Los agasajos de Trump no ablandan a Putin | Internacional

Los agasajos de Trump no ablandan a Putin | Internacional


La esperadísima cumbre en Alaska entre Donald Trump, y Vladimir Putin no ha conseguido mover al líder ruso de sus exigencias para acceder a la paz en Ucrania. Pero no habrá sido porque el estadounidense no haya tirado la casa por la ventana para agasajar a su invitado, requerido por la Corte Penal Internacional por crímenes de guerra y hasta ahora gran paria internacional, durante su reunión de dos horas y media en la base aérea de Elmendorf-Richardson, en el norte de Anchorage.

Al estadounidense le gustan los halagos. Proporcionárselos es una buena vía para el éxito. Es algo que el resto de líderes internacionales ya tiene muy claro cuando lidian con él: desde el secretario general de la OTAN, Mark Rutte, que le llamaba “papi” en la cumbre de la Alianza en La Haya en junio al emir de Qatar, que le ha regalado un avión presidencial. Y Trump corresponde: su aprecio a un dirigente extranjero se mide por el nivel de deferencia que le presta.

Y con ningún otro dirigente ha mostrado tanta deferencia a lo largo de sus mandatos como con el ruso, cuyos argumentos ha solido hacer suyos y a quien ha tenido a dar la razón incluso por encima de sus propios servicios secretos.

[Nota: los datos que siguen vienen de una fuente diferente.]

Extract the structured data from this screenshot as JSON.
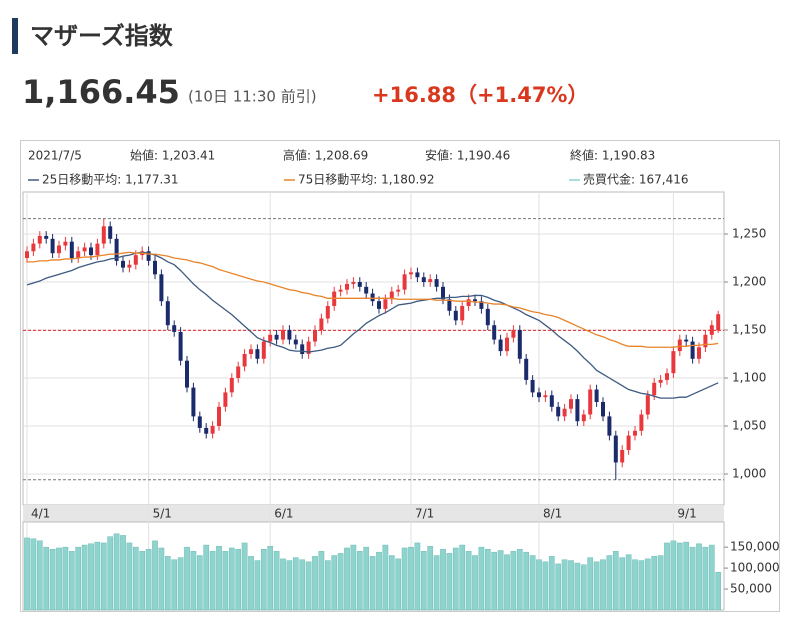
{
  "header": {
    "title": "マザーズ指数",
    "price": "1,166.45",
    "time": "(10日 11:30 前引)",
    "change": "+16.88（+1.47%）"
  },
  "hover": {
    "date": "2021/7/5",
    "open": "始値: 1,203.41",
    "high": "高値: 1,208.69",
    "low": "安値: 1,190.46",
    "close": "終値: 1,190.83",
    "ma25": "25日移動平均: 1,177.31",
    "ma75": "75日移動平均: 1,180.92",
    "volume": "売買代金: 167,416"
  },
  "chart_data": [
    {
      "type": "candlestick",
      "categories": [
        "4/1",
        null,
        null,
        null,
        null,
        null,
        null,
        null,
        null,
        null,
        null,
        null,
        null,
        null,
        null,
        null,
        null,
        null,
        null,
        "5/1",
        null,
        null,
        null,
        null,
        null,
        null,
        null,
        null,
        null,
        null,
        null,
        null,
        null,
        null,
        null,
        null,
        null,
        null,
        "6/1",
        null,
        null,
        null,
        null,
        null,
        null,
        null,
        null,
        null,
        null,
        null,
        null,
        null,
        null,
        null,
        null,
        null,
        null,
        null,
        null,
        null,
        "7/1",
        null,
        null,
        null,
        null,
        null,
        null,
        null,
        null,
        null,
        null,
        null,
        null,
        null,
        null,
        null,
        null,
        null,
        null,
        null,
        "8/1",
        null,
        null,
        null,
        null,
        null,
        null,
        null,
        null,
        null,
        null,
        null,
        null,
        null,
        null,
        null,
        null,
        null,
        null,
        null,
        null,
        "9/1",
        null,
        null,
        null,
        null,
        null,
        null,
        null
      ],
      "open": [
        1225,
        1232,
        1240,
        1248,
        1245,
        1230,
        1238,
        1242,
        1225,
        1232,
        1236,
        1228,
        1240,
        1258,
        1245,
        1222,
        1215,
        1218,
        1228,
        1232,
        1222,
        1208,
        1180,
        1155,
        1148,
        1118,
        1090,
        1060,
        1048,
        1042,
        1050,
        1070,
        1085,
        1100,
        1112,
        1125,
        1130,
        1120,
        1138,
        1145,
        1140,
        1150,
        1140,
        1135,
        1125,
        1138,
        1150,
        1162,
        1175,
        1190,
        1192,
        1198,
        1200,
        1195,
        1188,
        1180,
        1172,
        1182,
        1190,
        1192,
        1208,
        1210,
        1205,
        1200,
        1203,
        1195,
        1182,
        1170,
        1160,
        1175,
        1182,
        1180,
        1172,
        1155,
        1140,
        1128,
        1142,
        1150,
        1120,
        1098,
        1085,
        1080,
        1082,
        1070,
        1060,
        1068,
        1078,
        1055,
        1062,
        1088,
        1075,
        1060,
        1040,
        1012,
        1025,
        1040,
        1045,
        1062,
        1082,
        1095,
        1098,
        1105,
        1128,
        1140,
        1138,
        1120,
        1132,
        1145,
        1149.57
      ],
      "high": [
        1237,
        1245,
        1253,
        1253,
        1250,
        1243,
        1247,
        1247,
        1237,
        1241,
        1241,
        1245,
        1266,
        1263,
        1250,
        1227,
        1223,
        1233,
        1237,
        1237,
        1227,
        1213,
        1185,
        1160,
        1153,
        1123,
        1095,
        1065,
        1053,
        1055,
        1075,
        1090,
        1105,
        1117,
        1130,
        1135,
        1135,
        1143,
        1150,
        1150,
        1155,
        1155,
        1145,
        1140,
        1143,
        1155,
        1167,
        1180,
        1195,
        1197,
        1203,
        1205,
        1205,
        1200,
        1193,
        1185,
        1187,
        1195,
        1197,
        1213,
        1215,
        1215,
        1210,
        1208,
        1208,
        1200,
        1187,
        1175,
        1180,
        1187,
        1187,
        1185,
        1177,
        1160,
        1145,
        1147,
        1155,
        1155,
        1125,
        1103,
        1090,
        1087,
        1087,
        1075,
        1073,
        1083,
        1083,
        1067,
        1093,
        1093,
        1080,
        1065,
        1045,
        1030,
        1045,
        1050,
        1067,
        1087,
        1100,
        1103,
        1110,
        1133,
        1145,
        1145,
        1143,
        1137,
        1150,
        1160,
        1170
      ],
      "low": [
        1220,
        1227,
        1235,
        1240,
        1225,
        1225,
        1233,
        1220,
        1220,
        1227,
        1223,
        1223,
        1235,
        1240,
        1217,
        1210,
        1210,
        1213,
        1223,
        1217,
        1203,
        1175,
        1150,
        1143,
        1113,
        1085,
        1055,
        1043,
        1037,
        1037,
        1045,
        1065,
        1080,
        1095,
        1107,
        1120,
        1115,
        1115,
        1133,
        1135,
        1135,
        1135,
        1130,
        1120,
        1120,
        1133,
        1145,
        1157,
        1170,
        1185,
        1187,
        1193,
        1190,
        1183,
        1175,
        1167,
        1167,
        1177,
        1185,
        1187,
        1203,
        1200,
        1195,
        1195,
        1190,
        1177,
        1165,
        1155,
        1155,
        1170,
        1175,
        1167,
        1150,
        1135,
        1123,
        1123,
        1137,
        1115,
        1093,
        1080,
        1075,
        1075,
        1065,
        1055,
        1055,
        1063,
        1050,
        1050,
        1057,
        1070,
        1055,
        1035,
        994,
        1007,
        1020,
        1035,
        1040,
        1057,
        1077,
        1090,
        1093,
        1100,
        1123,
        1133,
        1115,
        1115,
        1127,
        1140,
        1147
      ],
      "close": [
        1232,
        1240,
        1248,
        1245,
        1230,
        1238,
        1242,
        1225,
        1232,
        1236,
        1228,
        1240,
        1258,
        1245,
        1222,
        1215,
        1218,
        1228,
        1232,
        1222,
        1208,
        1180,
        1155,
        1148,
        1118,
        1090,
        1060,
        1048,
        1042,
        1050,
        1070,
        1085,
        1100,
        1112,
        1125,
        1130,
        1120,
        1138,
        1145,
        1140,
        1150,
        1140,
        1135,
        1125,
        1138,
        1150,
        1162,
        1175,
        1190,
        1192,
        1198,
        1200,
        1195,
        1188,
        1180,
        1172,
        1182,
        1190,
        1192,
        1208,
        1210,
        1205,
        1200,
        1203,
        1195,
        1182,
        1170,
        1160,
        1175,
        1182,
        1180,
        1172,
        1155,
        1140,
        1128,
        1142,
        1150,
        1120,
        1098,
        1085,
        1080,
        1082,
        1070,
        1060,
        1068,
        1078,
        1055,
        1062,
        1088,
        1075,
        1060,
        1040,
        1012,
        1025,
        1040,
        1045,
        1062,
        1082,
        1095,
        1098,
        1105,
        1128,
        1140,
        1138,
        1120,
        1132,
        1145,
        1155,
        1166.45
      ],
      "up_color": "#e8383d",
      "down_color": "#1b2a6b",
      "series": [
        {
          "color": "#3d5a80",
          "values": [
            1197,
            1199,
            1201,
            1204,
            1206,
            1208,
            1210,
            1212,
            1215,
            1217,
            1219,
            1221,
            1222,
            1224,
            1225,
            1227,
            1228,
            1230,
            1231,
            1230,
            1228,
            1225,
            1221,
            1218,
            1212,
            1205,
            1198,
            1192,
            1187,
            1181,
            1176,
            1171,
            1166,
            1160,
            1154,
            1148,
            1142,
            1139,
            1137,
            1134,
            1132,
            1129,
            1128,
            1128,
            1127,
            1128,
            1129,
            1131,
            1132,
            1134,
            1140,
            1146,
            1151,
            1157,
            1161,
            1165,
            1168,
            1172,
            1176,
            1177,
            1178,
            1180,
            1181,
            1182,
            1183,
            1183,
            1184,
            1184,
            1185,
            1185,
            1186,
            1186,
            1184,
            1181,
            1179,
            1176,
            1173,
            1170,
            1166,
            1163,
            1160,
            1155,
            1150,
            1144,
            1139,
            1134,
            1128,
            1121,
            1115,
            1108,
            1104,
            1100,
            1096,
            1092,
            1088,
            1086,
            1084,
            1083,
            1081,
            1079,
            1079,
            1079,
            1080,
            1080,
            1083,
            1086,
            1089,
            1092,
            1095
          ]
        },
        {
          "color": "#e8842a",
          "values": [
            1221,
            1221,
            1222,
            1222,
            1223,
            1223,
            1224,
            1224,
            1225,
            1226,
            1226,
            1227,
            1228,
            1229,
            1229,
            1230,
            1231,
            1230,
            1230,
            1229,
            1229,
            1228,
            1227,
            1225,
            1224,
            1223,
            1221,
            1220,
            1218,
            1216,
            1213,
            1211,
            1209,
            1207,
            1205,
            1203,
            1201,
            1200,
            1198,
            1196,
            1194,
            1192,
            1191,
            1189,
            1188,
            1186,
            1185,
            1183,
            1183,
            1183,
            1183,
            1183,
            1183,
            1183,
            1183,
            1183,
            1183,
            1183,
            1182,
            1182,
            1182,
            1182,
            1182,
            1182,
            1181,
            1181,
            1181,
            1180,
            1180,
            1180,
            1179,
            1179,
            1178,
            1177,
            1177,
            1176,
            1174,
            1173,
            1171,
            1169,
            1168,
            1166,
            1165,
            1163,
            1160,
            1157,
            1154,
            1151,
            1148,
            1145,
            1143,
            1140,
            1138,
            1135,
            1133,
            1133,
            1133,
            1132,
            1132,
            1132,
            1132,
            1132,
            1133,
            1133,
            1134,
            1134,
            1135,
            1135,
            1136
          ]
        }
      ],
      "ylim": [
        967.7,
        1293.75
      ],
      "yticks": [
        {
          "value": 1000,
          "label": "1,000"
        },
        {
          "value": 1050,
          "label": "1,050"
        },
        {
          "value": 1100,
          "label": "1,100"
        },
        {
          "value": 1150,
          "label": "1,150"
        },
        {
          "value": 1200,
          "label": "1,200"
        },
        {
          "value": 1250,
          "label": "1,250"
        }
      ],
      "prev_close": 1149.57,
      "range_lines": [
        1266,
        994
      ],
      "grid": true
    },
    {
      "type": "bar",
      "color": "#8ed3cd",
      "values": [
        172000,
        170000,
        165000,
        150000,
        145000,
        148000,
        150000,
        140000,
        150000,
        155000,
        158000,
        162000,
        160000,
        175000,
        182000,
        178000,
        160000,
        150000,
        140000,
        145000,
        165000,
        148000,
        128000,
        120000,
        125000,
        150000,
        140000,
        130000,
        155000,
        140000,
        152000,
        140000,
        148000,
        145000,
        160000,
        128000,
        118000,
        145000,
        152000,
        140000,
        122000,
        118000,
        125000,
        120000,
        115000,
        128000,
        140000,
        118000,
        130000,
        135000,
        148000,
        155000,
        140000,
        150000,
        128000,
        138000,
        155000,
        130000,
        122000,
        148000,
        150000,
        160000,
        140000,
        152000,
        130000,
        145000,
        135000,
        148000,
        155000,
        140000,
        130000,
        150000,
        145000,
        138000,
        142000,
        132000,
        140000,
        145000,
        138000,
        130000,
        120000,
        115000,
        128000,
        110000,
        120000,
        118000,
        112000,
        108000,
        125000,
        115000,
        120000,
        130000,
        140000,
        125000,
        132000,
        120000,
        118000,
        122000,
        128000,
        130000,
        160000,
        165000,
        160000,
        162000,
        150000,
        158000,
        150000,
        155000,
        90000
      ],
      "ylim": [
        0,
        210000
      ],
      "yticks": [
        {
          "value": 50000,
          "label": "50,000"
        },
        {
          "value": 100000,
          "label": "100,000"
        },
        {
          "value": 150000,
          "label": "150,000"
        }
      ]
    }
  ]
}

En esta ocasión, el estadounidense proporcionó a su homólogo el trato más exquisito posible. Ya la reunión en sí -y el que fuera en suelo de EE UU- suponía un premio para el ruso: un fin al aislamiento internacional en el que vivía desde el comienzo de la invasión a gran escala de Ucrania, en febrero de 2022.

El recibimiento reiteraba esa impresión: que Putin fuera un importante jefe de Estado, con el que merece la pena tratar, y no un autócrata que ha invadido un país vecino y al que el ucranio Volodímir Zelenski y los dirigentes europeos consideran de muy poco fiar.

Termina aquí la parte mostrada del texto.